C. J. Hicks

No. 1 – South Florida Bulls
- Position: Defensive end
- Class: Senior

Personal information
- Born: December 1, 2003 (age 22)
- Listed height: 6 ft 3 in (1.91 m)
- Listed weight: 240 lb (109 kg)

Career information
- High school: Archbishop Alter (Kettering, Ohio)
- College: Ohio State (2022–2025); South Florida (2026–present);

Awards and highlights
- CFP national champion (2024);
- Stats at ESPN

= C. J. Hicks =

American football player (born 2003)

C. J. Hicks (born December 1, 2003) is an American college football defensive end for the South Florida Bulls. He previously played for the Ohio State Buckeyes.

==Early life==
Hicks grew up in Dayton, Ohio. He attended Archbishop Alter High School in Kettering, Ohio, where he won Ohio's Division III Defensive Player of the Year in 2021, after recording 84 tackles, 18 for loss, and 2 interceptions. During his high school career, he played multiple defensive positions, such as strong safety, or outside linebacker, and was also awarded two first-team All-Ohio selections. Coming out of high school, Hicks was rated as one of the best players in the 2022 recruiting class. He was rated a 5-star prospect by 247Sports, but most services rated him a 4-star. He received offers from Alabama, Arkansas, Clemson, Florida State, LSU, Maryland, Michigan, Michigan State, NC State, Nebraska, Ohio State, Oregon, Penn State, Tennessee, and Texas A&M, before ultimately committing to Ohio State.

==College career==
Hicks made his college football debut during the 2022 season when Ohio State beat Arkansas State. Against Michigan in the 2022 edition of The Game, Hicks exited the game after the opening kickoff with a knee injury in the 45–23 loss. He recorded 6 tackles, 4 solo, 2 assisting in 12 games, including their Peach Bowl loss, played during his freshman season.

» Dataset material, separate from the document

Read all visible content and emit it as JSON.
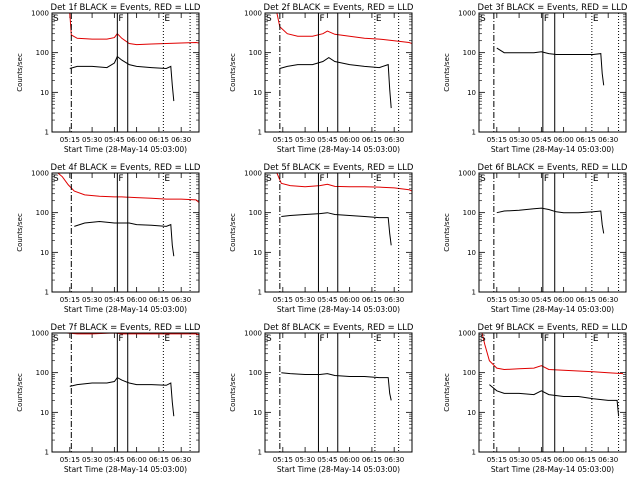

During the 2023 season, Hicks played a career-high 71 snaps, in which 18 of the snaps he played during the Buckeyes' 38–3 win over Michigan State was also a career-high, but in a single game. He also played 4 snaps in the Buckeyes' loss to Missouri in the Cotton Bowl Classic. So far in his college career, Hicks has racked up 14 tackles, with 1 being for loss. During the 2024 season, Hicks made his first career start against Akron at will linebacker. Hicks also took snaps at weakside linebacker as well.

Heading into the 2025 season, Hicks made the switch to defensive end.